Continuei quieta. Tentava desviar o foco das preocupações. Tudo o que podia fazer era me concentrar em mim mesma.
Mas o que faria se Aspen morresse? Ou se Maxon…
— Shhh… — ordenei, embora Paige não tivesse feito qualquer ruído. — Está ouvindo?
Nós duas prestamos atenção na rua.
— … Max — alguém gritava. — Venha, Meri, é o Max.
Usar aqueles nomes tinha sido ideia de Aspen, com certeza.
Levantei com dificuldade e fui até a saída do beco; Paige vinha logo atrás. Vi o caminhão descer a rua em marcha lenta. Cabeças para fora das janelas, à minha procura.
Olhei para trás.
— Paige, quer vir comigo?
— Para onde?
— Prometo que terá emprego e comida de verdade, e ninguém vai bater em você.
Seus olhos se encheram de lágrimas.
— Então não me importa para onde. Eu vou.
Ofereci a mão que não estava machucada para ela segurar. A manga do casaco ainda pendia do braço ferido. Caminhamos pela rua, perto dos prédios.
— Max! — gritei ao me aproximar. — Max!
O caminhão gigantesco freou, e Maxon, Aspen e Avery correram para fora.
Soltei a mão de Paige ao ver os braços abertos de Maxon. Ele me apertou e acabou por acertar a ferida. Soltei um grito.
— O que houve? — ele perguntou.
— Levei um tiro.
Aspen nos separou e agarrou meu braço para ver com os próprios olhos.
— Podia ter sido bem pior. Precisamos levá-la de volta e dar um jeito de tratá-la. Suponho que queremos o médico fora disso, certo? — ele questionou, olhando para Maxon.
— Não quero que ela sofra — Maxon disse.
— Alteza! — Paige saudou, pondo-se de joelhos. Seus ombros começaram a tremer, como se estivesse chorando.
— Esta é Paige — eu disse, sem acrescentar mais nada. — Vamos entrar.

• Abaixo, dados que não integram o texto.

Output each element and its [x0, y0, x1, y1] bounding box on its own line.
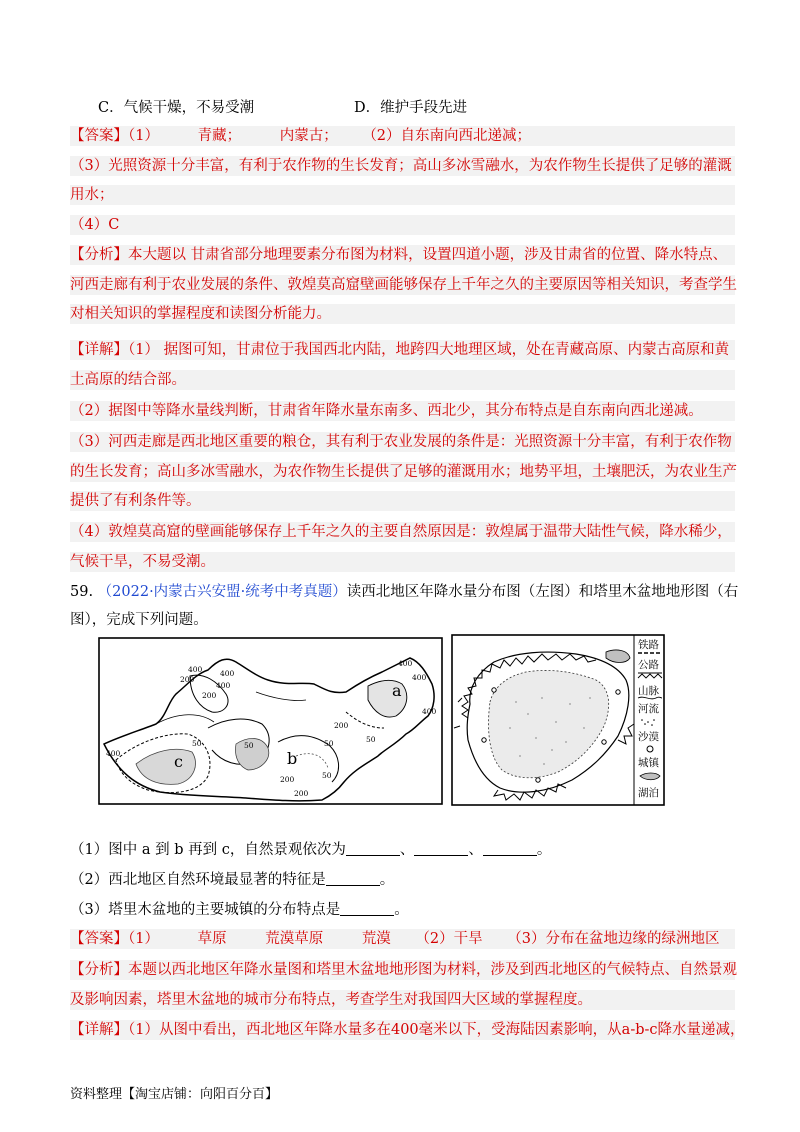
answer-item: 青藏；	[197, 128, 242, 144]
legend-mountain: 山脉	[638, 685, 659, 697]
isoline-label: 400	[216, 681, 231, 690]
legend-desert: 沙漠	[638, 731, 659, 743]
analysis-58-line-2: 河西走廊有利于农业发展的条件、敦煌莫高窟壁画能够保存上千年之久的主要原因等相关知识，考查学生	[70, 277, 737, 293]
period: 。	[394, 902, 409, 918]
isoline-label: 200	[280, 775, 295, 784]
map-label-a: a	[392, 681, 402, 700]
legend-town: 城镇	[638, 757, 659, 769]
answer-item: （2）干旱	[415, 931, 483, 947]
analysis-59-line-2: 及影响因素，塔里木盆地的城市分布特点，考查学生对我国四大区域的掌握程度。	[70, 990, 735, 1010]
isoline-label: 50	[366, 735, 376, 744]
option-d: D．维护手段先进	[354, 100, 468, 116]
question-59-sub-3	[70, 900, 735, 920]
answer-blank[interactable]	[326, 871, 380, 886]
isoline-label: 200	[334, 721, 349, 730]
legend-railway: 铁路	[638, 639, 659, 651]
answer-label: 【答案】（1）	[70, 931, 159, 947]
answer-58-line-3: 用水；	[70, 185, 735, 205]
detail-58-line-2: 土高原的结合部。	[70, 370, 735, 390]
detail-58-line-8: 气候干旱，不易受潮。	[70, 552, 735, 572]
detail-text: 降水量递减，	[657, 1022, 745, 1038]
isoline-label: 50	[322, 771, 332, 780]
left-map	[99, 638, 442, 804]
answer-item: （3）分布在盆地边缘的绿洲地区	[507, 931, 720, 947]
isoline-label: 50	[324, 739, 334, 748]
answer-item: 草原	[197, 931, 227, 947]
figure-maps	[96, 632, 688, 808]
isoline-label: 400	[422, 707, 437, 716]
detail-58-line-6: 提供了有利条件等。	[70, 491, 735, 511]
question-59-sub-2	[70, 870, 735, 890]
detail-58-line-5: 的生长发育；高山多冰雪融水，为农作物生长提供了足够的灌溉用水；地势平坦，土壤肥沃，为农业生产	[70, 464, 737, 480]
isoline-label: 400	[398, 659, 413, 668]
map-label-c: c	[174, 752, 183, 771]
period: 。	[379, 872, 395, 888]
question-number: 59.	[70, 584, 94, 600]
isoline-label: 400	[220, 669, 235, 678]
answer-item: 荒漠草原	[265, 931, 324, 947]
detail-number: 400	[390, 1022, 419, 1038]
isoline-label: 200	[294, 789, 309, 798]
analysis-58-line-1: 【分析】本大题以 甘肃省部分地理要素分布图为材料，设置四道小题，涉及甘肃省的位置、降水特点、	[70, 245, 735, 265]
detail-text: 【详解】（1）从图中看出，西北地区年降水量多在	[70, 1022, 391, 1038]
isoline-label: 400	[106, 749, 121, 758]
legend-road: 公路	[638, 659, 659, 671]
analysis-59-line-1: 【分析】本题以西北地区年降水量图和塔里木盆地地形图为材料，涉及到西北地区的气候特点、自然景观	[70, 962, 737, 978]
detail-58-line-4: （3）河西走廊是西北地区重要的粮仓，其有利于农业发展的条件是：光照资源十分丰富，有利于农作物	[70, 432, 735, 452]
option-row	[98, 98, 763, 118]
page-footer: 资料整理【淘宝店铺：向阳百分百】	[70, 1087, 279, 1102]
sub-question-text: （1）图中 a 到 b 再到 c，自然景观依次为	[70, 842, 346, 858]
answer-58-line-1	[70, 126, 735, 146]
answer-label: 【答案】（1）	[70, 128, 159, 144]
right-map	[452, 635, 664, 805]
answer-58-line-4: （4）C	[70, 215, 735, 235]
isoline-label: 400	[188, 665, 203, 674]
question-59-sub-1	[70, 840, 735, 860]
legend-river: 河流	[638, 703, 659, 715]
isoline-label: 50	[192, 739, 202, 748]
question-59-stem-line-2: 图），完成下列问题。	[70, 612, 208, 628]
answer-blank[interactable]	[414, 841, 468, 856]
isoline-label: 400	[412, 673, 427, 682]
isoline-label: 50	[244, 741, 254, 750]
answer-item: （2）自东南向西北递减；	[362, 128, 532, 144]
question-stem: 读西北地区年降水量分布图（左图）和塔里木盆地地形图（右	[346, 584, 739, 600]
detail-text: 毫米以下，受海陆因素影响，从	[418, 1022, 622, 1038]
answer-item: 荒漠	[361, 931, 391, 947]
analysis-58-line-3: 对相关知识的掌握程度和读图分析能力。	[70, 304, 735, 324]
map-label-b: b	[287, 749, 298, 768]
answer-58-line-2: （3）光照资源十分丰富，有利于农作物的生长发育；高山多冰雪融水，为农作物生长提供了足够的灌溉	[70, 156, 735, 176]
question-source: （2022·内蒙古兴安盟·统考中考真题）	[97, 584, 347, 600]
sub-question-text: （3）塔里木盆地的主要城镇的分布特点是	[70, 902, 341, 918]
sub-question-text: （2）西北地区自然环境最显著的特征是	[70, 872, 326, 888]
answer-item: 内蒙古；	[279, 128, 338, 144]
detail-58-line-1: 【详解】（1） 据图可知，甘肃位于我国西北内陆，地跨四大地理区域，处在青藏高原、内蒙古高原和黄	[70, 340, 735, 360]
answer-59	[70, 929, 735, 949]
detail-sequence: a-b-c	[621, 1022, 658, 1038]
detail-59-line-1	[70, 1020, 745, 1040]
separator: 、	[399, 842, 415, 858]
option-c: C．气候干燥，不易受潮	[98, 100, 255, 116]
legend-lake: 湖泊	[638, 787, 659, 799]
period: 。	[536, 842, 552, 858]
detail-58-line-3: （2）据图中等降水量线判断，甘肃省年降水量东南多、西北少，其分布特点是自东南向西北递减。	[70, 401, 735, 421]
isoline-label: 200	[202, 691, 217, 700]
isoline-label: 200	[180, 675, 195, 684]
detail-58-line-7: （4）敦煌莫高窟的壁画能够保存上千年之久的主要自然原因是：敦煌属于温带大陆性气候，降水稀少，	[70, 522, 735, 542]
separator: 、	[468, 842, 483, 858]
answer-blank[interactable]	[483, 841, 537, 856]
question-59-stem-line-1	[70, 582, 739, 602]
answer-blank[interactable]	[340, 901, 394, 916]
answer-blank[interactable]	[346, 841, 400, 856]
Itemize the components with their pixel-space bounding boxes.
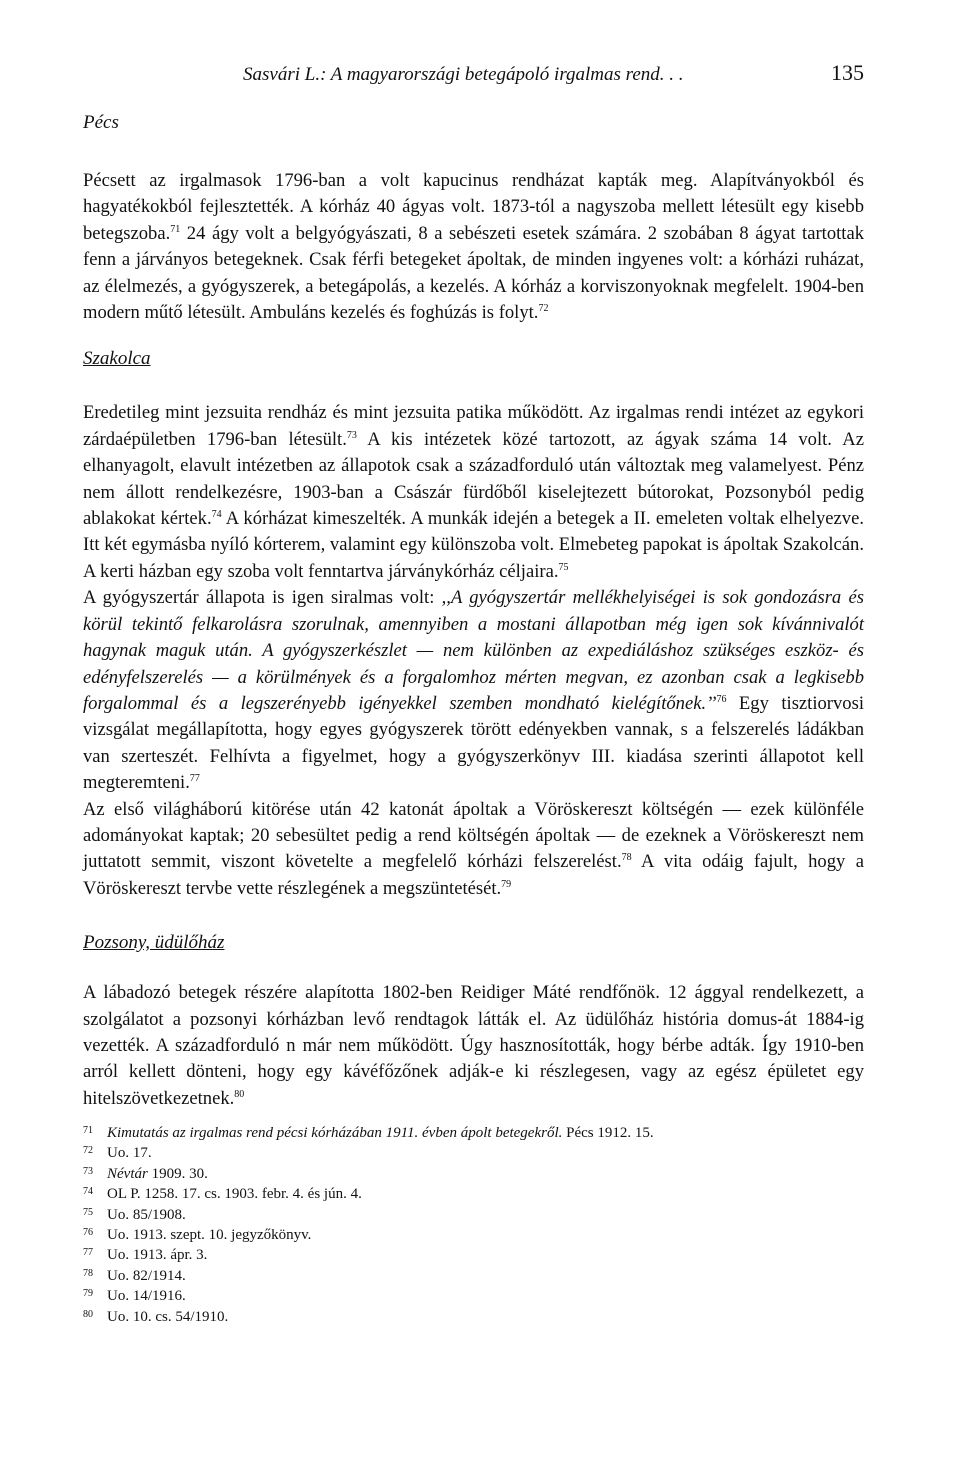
footnote-ref[interactable]: 73 [346,429,357,441]
paragraph-szakolca-3: Az első világháború kitörése után 42 katonát ápoltak a Vöröskereszt költségén — ezek különféle adományokat kaptak; 20 sebesültet pedig a rend költségén ápoltak — de ezeknek a Vöröskereszt nem juttatott semmit, viszont követelte a megfelelő kórházi felszerelést.$^{78}$ A vita odáig fajult, hogy a Vöröskereszt tervbe vette részlegének a megszüntetését.$^{79}$ [83,798,864,899]
paragraph-pozsony: A lábadozó betegek részére alapította 1802-ben Reidiger Máté rendfőnök. 12 ággyal rendelkezett, a szolgálatot a pozsonyi kórházban levő rendtagok látták el. Az üdülőház história domus-át 1884-ig vezették. A századforduló n már nem működött. Úgy hasznosították, hogy bérbe adták. Így 1910-ben arról kellett dönteni, hogy egy kávéfőzőnek adják-e ki részlegesen, vagy az egész épületet egy hitelszövetkezetnek.$^{80}$ [83,982,864,1109]
footnote-item: 80 Uo. 10. cs. 54/1910. [83,1308,864,1328]
footnote-item: 74 OL P. 1258. 17. cs. 1903. febr. 4. és jún. 4. [83,1185,864,1205]
footnote-item: 77 Uo. 1913. ápr. 3. [83,1246,864,1266]
footnote-item: 75 Uo. 85/1908. [83,1206,864,1226]
footnote-number: 78 [83,1267,93,1279]
footnote-ref[interactable]: 80 [234,1088,245,1100]
footnote-ref[interactable]: 71 [170,223,181,235]
footnote-number: 74 [83,1186,93,1198]
footnote-item: 79 Uo. 14/1916. [83,1287,864,1307]
footnote-ref[interactable]: 79 [501,878,512,890]
footnotes [83,1124,864,1328]
footnote-number: 75 [83,1206,93,1218]
footnote-number: 72 [83,1145,93,1157]
footnote-item: 78 Uo. 82/1914. [83,1267,864,1287]
footnote-ref[interactable]: 77 [189,772,200,784]
footnote-ref[interactable]: 74 [211,508,222,520]
footnote-number: 73 [83,1165,93,1177]
footnote-item: 73 Névtár 1909. 30. [83,1165,864,1185]
footnote-ref[interactable]: 75 [558,561,569,573]
section-heading-szakolca: Szakolca [83,348,151,370]
running-head [83,58,864,98]
footnote-number: 77 [83,1247,93,1259]
footnote-number: 80 [83,1308,93,1320]
footnote-number: 71 [83,1125,93,1136]
archive-quote: ,,A gyógyszertár mellékhelyiségei is sok gondozásra és körül tekintő felkarolásra szorulnak, amennyiben a mostani állapotban még igen sok kívánnivalót hagynak maguk után. A gyógyszerkészlet — nem különben az expediáláshoz szükséges eszköz- és edényfelszerelés — a körülmények és a forgalomhoz mérten megvan, ez azonban csak a legkisebb forgalommal és a legszerényebb igényekkel szemben mondható kielégítőnek.’’ [83,587,864,714]
footnote-ref[interactable]: 76 [716,693,727,705]
page-number: 135 [831,60,864,85]
running-head-title: Sasvári L.: A magyarországi betegápoló irgalmas rend. . . [243,64,684,85]
footnote-item: 71 Kimutatás az irgalmas rend pécsi kórházában 1911. évben ápolt betegekről. Pécs 1912. 15. [83,1124,864,1144]
footnote-number: 76 [83,1227,93,1239]
paragraph-szakolca-2: A gyógyszertár állapota is igen siralmas volt: ,,A gyógyszertár mellékhelyiségei is sok gondozásra és körül tekintő felkarolásra szorulnak, amennyiben a mostani állapotban még igen sok kívánnivalót hagynak maguk után. A gyógyszerkészlet — nem különben az expediáláshoz szükséges eszköz- és edényfelszerelés — a körülmények és a forgalomhoz mérten megvan, ez azonban csak a legkisebb forgalommal és a legszerényebb igényekkel szemben mondható kielégítőnek.’’$^{76}$ Egy tisztiorvosi vizsgálat megállapította, hogy egyes gyógyszerek törött edényekben vannak, s a felszerelés ládákban van szerteszét. Felhívta a figyelmet, hogy a gyógyszerkönyv III. kiadása szerinti állapotot kell megteremteni.$^{77}$ [83,587,864,794]
footnote-item: 76 Uo. 1913. szept. 10. jegyzőkönyv. [83,1226,864,1246]
footnote-item: 72 Uo. 17. [83,1144,864,1164]
page-content [83,58,864,1112]
footnote-ref[interactable]: 72 [538,302,549,314]
footnote-ref[interactable]: 78 [621,852,632,864]
section-heading-pozsony: Pozsony, üdülőház [83,932,225,954]
paragraph-pecs: Pécsett az irgalmasok 1796-ban a volt kapucinus rendházat kapták meg. Alapítványokból és hagyatékokból fejlesztették. A kórház 40 ágyas volt. 1873-tól a nagyszoba mellett létesült egy kisebb betegszoba.$^{71}$ 24 ágy volt a belgyógyászati, 8 a sebészeti esetek számára. 2 szobában 8 ágyat tartottak fenn a járványos betegeknek. Csak férfi betegeket ápoltak, de minden ingyenes volt: a kórházi ruházat, az élelmezés, a gyógyszerek, a betegápolás, a kezelés. A kórház a korviszonyoknak megfelelt. 1904-ben modern műtő létesült. Ambuláns kezelés és foghúzás is folyt.$^{72}$ [83,170,864,324]
section-heading-pecs: Pécs [83,112,119,133]
paragraph-szakolca-1: Eredetileg mint jezsuita rendház és mint jezsuita patika működött. Az irgalmas rendi intézet az egykori zárdaépületben 1796-ban létesült.$^{73}$ A kis intézetek közé tartozott, az ágyak száma 14 volt. Az elhanyagolt, elavult intézetben az állapotok csak a századforduló után változtak meg valamelyest. Pénz nem állott rendelkezésre, 1903-ban a Császár fürdőből kiselejtezett bútorokat, Pozsonyból pedig ablakokat kértek.$^{74}$ A kórházat kimeszelték. A munkák idején a betegek a II. emeleten voltak elhelyezve. Itt két egymásba nyíló kórterem, valamint egy különszoba volt. Elmebeteg papokat is ápoltak Szakolcán. A kerti házban egy szoba volt fenntartva járványkórház céljaira.$^{75}$ [83,402,864,582]
footnote-number: 79 [83,1288,93,1300]
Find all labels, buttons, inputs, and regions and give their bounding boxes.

Aspen estendeu a mão para Paige.
— Você está segura.
Maxon passou o braço pelas minhas costas e me acompanhou até a traseira do caminhão.
— Tinha certeza de que levaríamos a noite toda para encontrar você — comentou, preocupado.
— Eu também, mas estava com muita dor para conseguir ir muito longe. Paige me ajudou.
— Então cuidaremos dela. Prometo.
Maxon, Paige e eu entramos na traseira do caminhão. O assoalho de metal me pareceu estranhamente reconfortante durante a volta ao palácio.